Second, critical infrastructure operators in the highest-consequence sectors should be required to conduct AI-specific risk assessments that address both likelihood and impact of agent compromise, consistent with GAO’s outstanding recommendation to DHS. The current sector frameworks, NIST CSF, ICS-CERT guidance, HIPAA security rules, do not address the agentic decision-making layer. They should be formally supplemented with AI-agent-specific requirements before large-scale deployment in high-consequence sectors proceeds.
Third, the Sector Risk Management Agencies responsible for each of the 16 critical infrastructure sectors should receive explicit authority and dedicated resources to assess AI agent deployments within their sectors and establish sector-appropriate security standards. Generalized principles will not be sufficient across 16 distinct infrastructure domains with different risk profiles, legacy system architectures, and threat environments. Healthcare and energy require different approaches. What they share is an urgent need for an approach.

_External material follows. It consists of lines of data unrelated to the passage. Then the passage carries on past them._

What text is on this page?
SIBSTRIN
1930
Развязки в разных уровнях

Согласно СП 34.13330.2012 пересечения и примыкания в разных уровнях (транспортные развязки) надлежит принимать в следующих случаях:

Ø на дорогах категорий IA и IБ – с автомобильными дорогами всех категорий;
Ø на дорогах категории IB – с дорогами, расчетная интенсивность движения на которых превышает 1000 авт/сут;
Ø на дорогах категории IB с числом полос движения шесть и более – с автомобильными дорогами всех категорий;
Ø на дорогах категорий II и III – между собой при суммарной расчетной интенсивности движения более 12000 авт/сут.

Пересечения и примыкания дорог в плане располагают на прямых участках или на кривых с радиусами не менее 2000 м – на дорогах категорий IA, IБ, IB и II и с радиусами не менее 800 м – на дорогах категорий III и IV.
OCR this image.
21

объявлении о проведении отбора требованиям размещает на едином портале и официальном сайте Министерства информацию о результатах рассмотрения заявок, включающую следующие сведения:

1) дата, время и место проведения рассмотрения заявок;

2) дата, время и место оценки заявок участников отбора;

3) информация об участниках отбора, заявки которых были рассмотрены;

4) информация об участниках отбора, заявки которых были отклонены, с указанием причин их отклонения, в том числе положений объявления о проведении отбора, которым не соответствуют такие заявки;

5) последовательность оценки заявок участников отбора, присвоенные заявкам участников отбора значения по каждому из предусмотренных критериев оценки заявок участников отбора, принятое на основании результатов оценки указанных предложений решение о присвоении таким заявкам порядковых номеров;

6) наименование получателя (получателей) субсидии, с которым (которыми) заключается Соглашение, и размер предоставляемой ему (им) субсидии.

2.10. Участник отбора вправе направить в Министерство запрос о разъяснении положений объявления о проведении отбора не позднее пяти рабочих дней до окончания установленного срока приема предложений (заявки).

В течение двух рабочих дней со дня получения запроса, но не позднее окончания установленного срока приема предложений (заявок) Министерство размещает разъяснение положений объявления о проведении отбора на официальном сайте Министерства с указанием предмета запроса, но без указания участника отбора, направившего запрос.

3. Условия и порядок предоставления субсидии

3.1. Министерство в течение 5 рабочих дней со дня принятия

The private sector is not waiting. Booz Allen’s launch of an agentic cyber defense product suite at the RSA Conference this week, built specifically to match the speed of AI-enabled attacks, is a market signal: the risk is real enough that sophisticated federal contractors are building products to address it, absent any regulatory requirement that their customers buy them. That pattern, where industry response outruns regulatory expectation, is precisely the condition that produces preventable failures in critical infrastructure security.
The deployment curve and the attack curve have crossed. The governance work underway is consequential and needs to move faster. The question is whether the floor gets established before an adversary demonstrates, at scale in a high-consequence sector, what happens when it is not yet there.
Views expressed in this article are the author’s alone and do not represent the positions or policies of the U.S. government or the Central Intelligence Agency.